A special grand jury in Manhattan has declined to bring charges against four police officers who were involved in a fatal shooting and fired a total of 46 rounds while trying to break up a fight at a block party, according to a union that represents police officers.
The grand jury’s decision on Friday not to indict the officers came just two days after it declined to indict the man at the center of the chaotic scene last summer in Harlem.
“It is reassuring to see that this grand jury based its decision on the facts of the case and not on fiction from the streets,” said Patrick J. Lynch, the president of the Patrolmen’s Benevolent Association. “If we are to do our work effectively, police officers must be reassured that any judgment of their actions will be made on a full and thorough review of facts and nothing more.”
On Wednesday, the grand jury decided not to charge Angel Alvarez, the 24-year-old man who was arrested last August during a confrontation in which another man was killed.
Mr. Alvarez had gotten into a fight with another man, Luis Soto, who Mr. Alvarez said had shot at him.
The police had accused Mr. Alvarez of shooting at them as they converged on the fight. In a frantic span of about 10 seconds, with about 500 people swarming the block, four officers fired, and Mr. Alvarez received 23 gunshot wounds.
Mr. Soto was killed, and ballistic tests indicated that the fatal bullet was probably fired by the police.
Mr. Alvarez said that he was left with “27 holes,” and his lawyers said that four bullets were still lodged in his body. The lawyers said on Thursday that their client was planning to sue the Police Department.
The four officers involved in the shooting were Sgt.
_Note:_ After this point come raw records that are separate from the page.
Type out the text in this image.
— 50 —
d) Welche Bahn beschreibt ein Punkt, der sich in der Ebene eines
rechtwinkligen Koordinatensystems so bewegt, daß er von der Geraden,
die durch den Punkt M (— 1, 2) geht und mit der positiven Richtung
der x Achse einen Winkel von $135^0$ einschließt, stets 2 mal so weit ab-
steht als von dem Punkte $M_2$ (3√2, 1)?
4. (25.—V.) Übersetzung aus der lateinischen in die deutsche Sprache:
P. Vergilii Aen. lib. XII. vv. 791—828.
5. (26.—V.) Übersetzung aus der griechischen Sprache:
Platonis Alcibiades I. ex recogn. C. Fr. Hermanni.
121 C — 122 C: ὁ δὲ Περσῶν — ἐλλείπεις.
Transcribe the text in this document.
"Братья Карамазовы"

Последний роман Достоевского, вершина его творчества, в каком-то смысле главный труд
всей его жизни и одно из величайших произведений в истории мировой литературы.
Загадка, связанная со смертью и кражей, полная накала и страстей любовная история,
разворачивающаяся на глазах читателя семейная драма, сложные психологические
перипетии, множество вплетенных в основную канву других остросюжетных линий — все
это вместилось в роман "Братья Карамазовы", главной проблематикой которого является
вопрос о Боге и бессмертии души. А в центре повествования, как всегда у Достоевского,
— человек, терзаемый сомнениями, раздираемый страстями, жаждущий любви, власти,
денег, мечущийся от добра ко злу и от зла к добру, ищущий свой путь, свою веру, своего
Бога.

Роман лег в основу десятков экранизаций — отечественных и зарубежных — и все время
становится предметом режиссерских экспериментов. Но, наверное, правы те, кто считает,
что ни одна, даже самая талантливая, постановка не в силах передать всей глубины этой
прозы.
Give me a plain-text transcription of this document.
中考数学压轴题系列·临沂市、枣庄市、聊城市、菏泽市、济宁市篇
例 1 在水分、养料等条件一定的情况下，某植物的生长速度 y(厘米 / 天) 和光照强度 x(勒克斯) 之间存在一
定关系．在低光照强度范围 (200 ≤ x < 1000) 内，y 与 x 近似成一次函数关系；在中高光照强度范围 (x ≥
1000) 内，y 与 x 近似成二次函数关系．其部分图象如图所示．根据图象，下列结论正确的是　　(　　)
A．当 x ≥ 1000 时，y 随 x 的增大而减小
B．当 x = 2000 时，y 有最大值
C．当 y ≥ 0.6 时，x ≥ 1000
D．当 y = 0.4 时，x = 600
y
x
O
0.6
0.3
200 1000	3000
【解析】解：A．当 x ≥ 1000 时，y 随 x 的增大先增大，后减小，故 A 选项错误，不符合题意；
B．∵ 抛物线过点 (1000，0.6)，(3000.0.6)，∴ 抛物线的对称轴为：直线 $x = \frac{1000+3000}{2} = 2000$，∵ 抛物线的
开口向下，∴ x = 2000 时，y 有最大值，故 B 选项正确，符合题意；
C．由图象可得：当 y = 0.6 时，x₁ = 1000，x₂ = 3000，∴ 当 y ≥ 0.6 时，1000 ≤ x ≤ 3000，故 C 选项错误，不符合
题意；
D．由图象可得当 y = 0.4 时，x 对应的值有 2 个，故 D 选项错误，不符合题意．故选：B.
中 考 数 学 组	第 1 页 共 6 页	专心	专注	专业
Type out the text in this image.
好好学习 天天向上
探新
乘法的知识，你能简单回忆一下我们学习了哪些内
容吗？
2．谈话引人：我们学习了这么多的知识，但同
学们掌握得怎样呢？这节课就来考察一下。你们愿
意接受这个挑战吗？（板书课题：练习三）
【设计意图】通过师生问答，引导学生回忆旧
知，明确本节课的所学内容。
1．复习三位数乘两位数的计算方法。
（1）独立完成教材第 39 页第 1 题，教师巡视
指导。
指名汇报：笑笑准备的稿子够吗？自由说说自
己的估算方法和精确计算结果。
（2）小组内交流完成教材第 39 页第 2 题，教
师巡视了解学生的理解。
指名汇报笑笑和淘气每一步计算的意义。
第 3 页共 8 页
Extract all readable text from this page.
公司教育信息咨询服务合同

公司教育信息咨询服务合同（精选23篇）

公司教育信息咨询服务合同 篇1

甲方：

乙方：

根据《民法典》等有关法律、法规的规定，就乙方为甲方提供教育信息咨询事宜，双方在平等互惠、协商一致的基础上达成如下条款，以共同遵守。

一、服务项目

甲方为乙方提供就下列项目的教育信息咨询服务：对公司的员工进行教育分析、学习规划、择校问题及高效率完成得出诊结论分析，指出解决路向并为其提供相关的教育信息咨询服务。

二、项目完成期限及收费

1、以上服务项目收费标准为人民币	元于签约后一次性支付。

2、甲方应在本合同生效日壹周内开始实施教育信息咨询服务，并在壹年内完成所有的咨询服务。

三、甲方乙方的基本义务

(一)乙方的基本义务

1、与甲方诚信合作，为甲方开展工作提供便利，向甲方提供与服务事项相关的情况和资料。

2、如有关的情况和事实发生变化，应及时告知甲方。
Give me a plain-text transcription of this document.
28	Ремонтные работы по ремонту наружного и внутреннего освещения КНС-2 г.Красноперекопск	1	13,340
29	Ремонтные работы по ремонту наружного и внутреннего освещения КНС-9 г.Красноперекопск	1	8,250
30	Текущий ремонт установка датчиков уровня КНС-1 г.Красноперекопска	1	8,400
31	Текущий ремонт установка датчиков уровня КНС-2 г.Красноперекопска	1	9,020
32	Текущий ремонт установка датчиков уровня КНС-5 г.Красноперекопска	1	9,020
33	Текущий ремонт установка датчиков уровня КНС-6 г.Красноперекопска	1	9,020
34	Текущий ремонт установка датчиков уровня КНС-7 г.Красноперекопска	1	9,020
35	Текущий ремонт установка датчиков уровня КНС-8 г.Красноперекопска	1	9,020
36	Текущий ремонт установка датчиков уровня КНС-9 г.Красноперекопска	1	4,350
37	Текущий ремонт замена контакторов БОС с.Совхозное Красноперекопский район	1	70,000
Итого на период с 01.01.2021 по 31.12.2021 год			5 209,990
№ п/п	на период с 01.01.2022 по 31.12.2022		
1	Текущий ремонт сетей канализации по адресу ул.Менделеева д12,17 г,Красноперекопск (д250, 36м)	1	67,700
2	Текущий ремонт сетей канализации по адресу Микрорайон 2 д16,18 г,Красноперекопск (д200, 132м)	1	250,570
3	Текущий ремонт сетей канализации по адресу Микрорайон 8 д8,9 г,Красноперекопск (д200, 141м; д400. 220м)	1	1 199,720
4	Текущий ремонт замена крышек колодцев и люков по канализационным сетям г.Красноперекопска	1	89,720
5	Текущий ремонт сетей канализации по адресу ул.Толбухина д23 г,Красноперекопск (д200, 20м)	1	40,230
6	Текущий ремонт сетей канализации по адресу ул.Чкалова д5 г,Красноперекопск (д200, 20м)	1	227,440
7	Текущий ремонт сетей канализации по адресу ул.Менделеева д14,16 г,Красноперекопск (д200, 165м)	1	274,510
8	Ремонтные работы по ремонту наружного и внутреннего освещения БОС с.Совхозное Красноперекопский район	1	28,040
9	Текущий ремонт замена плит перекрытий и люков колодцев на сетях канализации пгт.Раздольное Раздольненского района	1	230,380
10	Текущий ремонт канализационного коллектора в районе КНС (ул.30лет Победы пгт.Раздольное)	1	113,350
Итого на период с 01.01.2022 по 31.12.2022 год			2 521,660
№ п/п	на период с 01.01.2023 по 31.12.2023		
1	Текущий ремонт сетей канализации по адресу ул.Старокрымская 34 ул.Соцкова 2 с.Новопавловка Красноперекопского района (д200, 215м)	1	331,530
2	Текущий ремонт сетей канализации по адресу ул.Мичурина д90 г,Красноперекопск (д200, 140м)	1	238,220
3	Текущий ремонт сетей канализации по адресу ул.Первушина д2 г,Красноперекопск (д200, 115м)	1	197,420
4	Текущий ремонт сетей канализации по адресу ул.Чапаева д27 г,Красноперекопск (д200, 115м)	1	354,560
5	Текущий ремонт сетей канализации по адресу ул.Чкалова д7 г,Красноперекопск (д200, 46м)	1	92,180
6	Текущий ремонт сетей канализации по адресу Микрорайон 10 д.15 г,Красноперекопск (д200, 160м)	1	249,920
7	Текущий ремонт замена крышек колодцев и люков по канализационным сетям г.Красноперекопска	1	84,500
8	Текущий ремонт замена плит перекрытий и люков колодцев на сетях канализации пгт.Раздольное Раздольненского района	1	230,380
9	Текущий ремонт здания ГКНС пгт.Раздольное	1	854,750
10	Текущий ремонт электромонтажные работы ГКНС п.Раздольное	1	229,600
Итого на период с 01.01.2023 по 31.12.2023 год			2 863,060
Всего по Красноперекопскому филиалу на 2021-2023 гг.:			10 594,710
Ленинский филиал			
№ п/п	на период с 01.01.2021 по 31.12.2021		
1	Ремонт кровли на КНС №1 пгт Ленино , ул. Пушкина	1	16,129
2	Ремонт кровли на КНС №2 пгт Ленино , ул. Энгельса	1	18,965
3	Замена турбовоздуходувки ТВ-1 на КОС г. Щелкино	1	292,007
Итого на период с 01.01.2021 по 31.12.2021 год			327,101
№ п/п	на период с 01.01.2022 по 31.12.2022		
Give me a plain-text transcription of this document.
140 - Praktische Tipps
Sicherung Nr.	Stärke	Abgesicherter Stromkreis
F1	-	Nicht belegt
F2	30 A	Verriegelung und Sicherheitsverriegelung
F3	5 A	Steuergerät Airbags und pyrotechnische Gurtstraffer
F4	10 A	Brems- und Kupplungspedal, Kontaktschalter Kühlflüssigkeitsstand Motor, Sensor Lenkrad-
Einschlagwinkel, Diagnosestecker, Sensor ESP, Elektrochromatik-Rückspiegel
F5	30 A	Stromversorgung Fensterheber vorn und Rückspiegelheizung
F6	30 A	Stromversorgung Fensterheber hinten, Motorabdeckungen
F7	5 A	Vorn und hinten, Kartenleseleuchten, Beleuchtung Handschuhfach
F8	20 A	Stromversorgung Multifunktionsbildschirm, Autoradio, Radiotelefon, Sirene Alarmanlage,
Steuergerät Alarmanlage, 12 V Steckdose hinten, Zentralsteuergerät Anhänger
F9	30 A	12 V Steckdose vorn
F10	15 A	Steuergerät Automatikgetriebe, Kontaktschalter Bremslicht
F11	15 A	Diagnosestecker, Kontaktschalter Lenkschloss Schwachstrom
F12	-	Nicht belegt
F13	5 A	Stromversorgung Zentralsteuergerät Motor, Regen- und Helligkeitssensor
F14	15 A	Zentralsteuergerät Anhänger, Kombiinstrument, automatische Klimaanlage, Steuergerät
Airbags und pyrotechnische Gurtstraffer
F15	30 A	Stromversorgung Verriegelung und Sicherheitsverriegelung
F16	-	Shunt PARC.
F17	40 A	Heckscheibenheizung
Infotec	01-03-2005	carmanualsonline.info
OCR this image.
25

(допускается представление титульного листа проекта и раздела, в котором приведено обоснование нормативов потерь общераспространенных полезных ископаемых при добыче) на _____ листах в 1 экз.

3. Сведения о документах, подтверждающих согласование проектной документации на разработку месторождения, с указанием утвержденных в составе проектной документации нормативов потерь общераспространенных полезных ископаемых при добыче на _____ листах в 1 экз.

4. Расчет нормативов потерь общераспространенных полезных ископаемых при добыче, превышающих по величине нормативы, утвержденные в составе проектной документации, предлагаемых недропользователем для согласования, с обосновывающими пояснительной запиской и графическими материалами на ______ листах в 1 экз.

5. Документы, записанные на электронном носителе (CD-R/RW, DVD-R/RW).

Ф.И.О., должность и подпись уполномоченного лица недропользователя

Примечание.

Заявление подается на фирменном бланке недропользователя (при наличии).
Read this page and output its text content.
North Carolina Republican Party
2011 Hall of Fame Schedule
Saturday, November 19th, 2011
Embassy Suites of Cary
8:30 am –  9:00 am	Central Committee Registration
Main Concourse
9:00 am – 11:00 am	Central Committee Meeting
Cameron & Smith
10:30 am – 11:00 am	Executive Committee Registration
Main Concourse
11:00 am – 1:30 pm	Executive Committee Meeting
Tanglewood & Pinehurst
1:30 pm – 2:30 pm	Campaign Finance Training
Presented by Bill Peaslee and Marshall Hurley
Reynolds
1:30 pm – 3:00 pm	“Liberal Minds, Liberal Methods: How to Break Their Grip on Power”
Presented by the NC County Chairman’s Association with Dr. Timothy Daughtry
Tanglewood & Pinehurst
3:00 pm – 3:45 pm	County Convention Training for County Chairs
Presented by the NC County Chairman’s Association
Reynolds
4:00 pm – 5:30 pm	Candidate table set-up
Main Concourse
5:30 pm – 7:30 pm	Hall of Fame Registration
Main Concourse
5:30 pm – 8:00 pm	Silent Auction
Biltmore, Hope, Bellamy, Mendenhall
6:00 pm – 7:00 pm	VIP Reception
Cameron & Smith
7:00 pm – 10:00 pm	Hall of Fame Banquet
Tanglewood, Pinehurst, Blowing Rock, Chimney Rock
Paul Kerrigan, Officer Michael Tedeschi, Officer Thomas Cozart and Officer Douglas Brightman.
In a preliminary hearing in August, another officer, Sgt. Philip Terpos, who arrived on the scene, described his conversation with Officer Brightman.
Sergeant Kerrigan testified that he was in a police van on Lenox Avenue between 143rd and 144th Streets when he heard gunfire.
About 30 seconds after the shooting stopped, Sergeant Terpos said, he approached Officer Brightman, who had fired shots and had his gun trained on Mr. Alvarez as he lay on the ground.
Sergeant Terpos asked Officer Brightman whether Mr. Alvarez had a gun and whether Mr. Alvarez had been shooting the gun.
Sergeant Terpos said that Officer Brightman responded that Mr. Alvarez did have a gun and that Officer Brightman said: “Yes, he shot at me.”
The last grand jury indictment of a police officer in Manhattan happened in 2004. It involved Bryan Conroy, an undercover officer who shot and killed an unarmed African immigrant named Ousmane Zongo during a raid in a Chelsea warehouse in May 2003. Officer Conroy was indicted on second-degree manslaughter charges.
But a trial jury deadlocked, and in 2005 a judge sentenced Officer Conroy to probation on the lesser charge of criminally negligent homicide, a felony.
In a more recent well-known case, a grand jury indicted three police officers on various charges in the shooting of Sean Bell, who was shot to death in Queens during an encounter with the police the night before his wedding.
On April 25, 2008, Justice Arthur J. Cooperman, who heard the case alone after the detectives waived their right to a jury, acquitted all three men of all the charges against them.